To be clear, I’m not talking about neoconservatives like Bill Kristol, Max Boot or Jennifer Rubin, all Never Trumpers with far more affinity for Democrats than the GOP these days. I’m strictly talking about pro-war conservative voices who still consider their audiences and Trump’s one and the same.
They are increasingly not the same. What’s worse for neoconservatives is there is an ever-growing army of antiwar MAGA influencers that now outshine and overshadow the old guard. These would include ultra-popular personalities like Tucker Carlson who drew a hard line in the sand just a month ago upon suggestions that the U.S. should strike Iran.
“We’d lose the war that follows. Nothing would be more destructive to our country. And yet we’re closer than ever, thanks to unrelenting pressure from neocons,” he said. “This is suicidal. Anyone advocating for conflict with Iran is not an ally of the United States, but an enemy.”
None of them pull punches in their ‘America First’ foreign policy messaging to their millions of followers.
Libertarian comedian Dave Smith called out what he considers Shapiro’s “hypocrisy” during his interview with Tucker Carlson this month. "Ben Shapiro built a career opposing identity politics as a proud Zionist," he said. "You're out here saying 'facts don't care about your feelings', 'identity politics is wrong', and then while you're saying that, your number one priority is manifestation of identity politics.”
Ouch.
Then there are the MAGA-adjacent influencers, MAGA friendly when the moment calls for it but who are not exactly full bore Trumpians. Former Bernie Bro Joe Rogan is the most popular podcaster on earth and fits this category, as do libertarians like the aforementioned Smith and Woods. Comedian and podcaster Theo Von has a massive audience and has strongly condemned the slaughter in Gaza, after joining Team Trump in their recent trip to Qatar. Civil libertarian Glenn Greenwald is as thoroughly antiwar as ever and probably has a larger rightwing base among his audience today more than at any other time.
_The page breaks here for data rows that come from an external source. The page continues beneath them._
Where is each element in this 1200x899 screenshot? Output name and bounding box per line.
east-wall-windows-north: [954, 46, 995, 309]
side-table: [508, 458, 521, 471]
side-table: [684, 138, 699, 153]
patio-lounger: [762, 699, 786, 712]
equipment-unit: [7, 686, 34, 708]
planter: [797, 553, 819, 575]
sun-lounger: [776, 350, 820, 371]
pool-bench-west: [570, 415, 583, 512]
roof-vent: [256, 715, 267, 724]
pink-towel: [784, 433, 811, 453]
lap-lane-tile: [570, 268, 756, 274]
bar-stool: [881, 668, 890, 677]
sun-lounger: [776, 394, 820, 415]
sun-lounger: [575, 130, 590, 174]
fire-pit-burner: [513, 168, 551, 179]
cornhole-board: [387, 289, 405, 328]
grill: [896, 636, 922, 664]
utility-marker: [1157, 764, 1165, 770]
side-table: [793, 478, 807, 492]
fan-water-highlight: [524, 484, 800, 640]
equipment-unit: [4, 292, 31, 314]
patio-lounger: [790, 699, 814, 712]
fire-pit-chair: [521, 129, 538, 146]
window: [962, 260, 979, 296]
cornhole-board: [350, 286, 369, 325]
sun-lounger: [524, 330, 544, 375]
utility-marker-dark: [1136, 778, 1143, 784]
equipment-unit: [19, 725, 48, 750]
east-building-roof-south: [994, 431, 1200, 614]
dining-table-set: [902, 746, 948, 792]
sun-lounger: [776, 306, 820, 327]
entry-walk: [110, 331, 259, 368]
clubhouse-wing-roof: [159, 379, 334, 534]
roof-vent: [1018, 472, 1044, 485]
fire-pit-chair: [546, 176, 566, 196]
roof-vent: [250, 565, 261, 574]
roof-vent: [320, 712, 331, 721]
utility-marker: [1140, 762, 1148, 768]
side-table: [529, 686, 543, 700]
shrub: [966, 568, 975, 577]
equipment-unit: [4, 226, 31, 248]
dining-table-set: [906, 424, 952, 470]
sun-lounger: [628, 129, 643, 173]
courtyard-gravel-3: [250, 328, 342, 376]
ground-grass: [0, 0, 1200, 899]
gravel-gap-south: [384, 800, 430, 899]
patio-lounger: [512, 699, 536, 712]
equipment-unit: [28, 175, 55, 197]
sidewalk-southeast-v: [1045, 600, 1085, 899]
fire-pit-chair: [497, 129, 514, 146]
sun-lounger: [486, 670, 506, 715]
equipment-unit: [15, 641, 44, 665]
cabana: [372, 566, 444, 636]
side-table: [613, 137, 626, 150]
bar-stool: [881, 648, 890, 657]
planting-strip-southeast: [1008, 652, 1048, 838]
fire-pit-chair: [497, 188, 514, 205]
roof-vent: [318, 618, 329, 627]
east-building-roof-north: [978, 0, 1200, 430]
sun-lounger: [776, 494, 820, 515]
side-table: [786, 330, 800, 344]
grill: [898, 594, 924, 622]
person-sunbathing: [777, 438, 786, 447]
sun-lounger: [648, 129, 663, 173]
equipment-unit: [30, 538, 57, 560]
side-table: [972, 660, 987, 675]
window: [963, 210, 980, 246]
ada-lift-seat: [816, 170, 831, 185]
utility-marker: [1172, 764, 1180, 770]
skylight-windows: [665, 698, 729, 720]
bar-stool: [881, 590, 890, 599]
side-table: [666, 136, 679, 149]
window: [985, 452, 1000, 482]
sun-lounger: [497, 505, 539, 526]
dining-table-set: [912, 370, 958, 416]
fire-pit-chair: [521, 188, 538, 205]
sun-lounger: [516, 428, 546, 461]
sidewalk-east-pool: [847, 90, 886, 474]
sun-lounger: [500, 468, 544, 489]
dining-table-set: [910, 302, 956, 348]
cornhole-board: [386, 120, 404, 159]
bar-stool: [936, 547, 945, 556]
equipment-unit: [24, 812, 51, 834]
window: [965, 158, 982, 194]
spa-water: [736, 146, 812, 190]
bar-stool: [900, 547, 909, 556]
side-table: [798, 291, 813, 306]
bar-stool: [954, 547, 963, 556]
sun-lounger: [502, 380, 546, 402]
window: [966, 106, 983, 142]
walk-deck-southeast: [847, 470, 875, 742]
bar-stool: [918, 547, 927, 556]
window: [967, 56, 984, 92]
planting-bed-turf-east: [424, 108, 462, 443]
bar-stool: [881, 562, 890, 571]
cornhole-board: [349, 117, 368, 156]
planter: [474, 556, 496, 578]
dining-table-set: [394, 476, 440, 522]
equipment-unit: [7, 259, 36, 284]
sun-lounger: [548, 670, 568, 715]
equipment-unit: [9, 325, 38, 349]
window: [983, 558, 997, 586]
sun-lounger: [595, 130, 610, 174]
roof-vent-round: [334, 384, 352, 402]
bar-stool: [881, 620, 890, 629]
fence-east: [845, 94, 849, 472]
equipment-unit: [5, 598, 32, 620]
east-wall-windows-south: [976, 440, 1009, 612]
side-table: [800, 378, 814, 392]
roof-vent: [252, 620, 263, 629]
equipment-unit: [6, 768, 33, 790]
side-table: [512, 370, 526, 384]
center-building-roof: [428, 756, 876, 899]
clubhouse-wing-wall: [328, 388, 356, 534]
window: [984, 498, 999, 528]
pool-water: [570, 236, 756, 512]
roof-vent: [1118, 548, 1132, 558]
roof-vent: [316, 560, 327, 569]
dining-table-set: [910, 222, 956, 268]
These are influencers who are setting the tone for what the right now broadly thinks an “America First” foreign policy should look like, and it is the opposite vision of the shrinking number of neoconservative-friendly voices.
The average tuned-in Trump voter simply doesn’t appear to be buying what the hawks are still hawking. Neocons want war. They have wanted war with Iran in particular for the entire 21st century. They still do. Badly.
As Trump’s MAGA movement continues to define the American right more than any other faction within it, neoconservative influencers, long accustomed to establishing narratives among conservatives, are seeing their relevance diminished.
In the past they could rile up their audiences with fears about Sharia Law taking over America, the Muslim Brotherhood infiltrating the Obama administration, or any of the other sensationalist tricks they used to gin up conservative support for the U.S.’s next foreign policy mistake. That’s simply not where the right is anymore.
President Trump and his non-interventionist rhetoric has had the most to do with this change. But so have the broadening collection of antiwar voices mentioned here, who are there to echo and affirm when the president, or Vice President JD Vance, or special envoy Steve Witkoff, or Director of National Intelligence Tulsi Gabbard has something positive to say about realism and restraint, and critical of the neocons.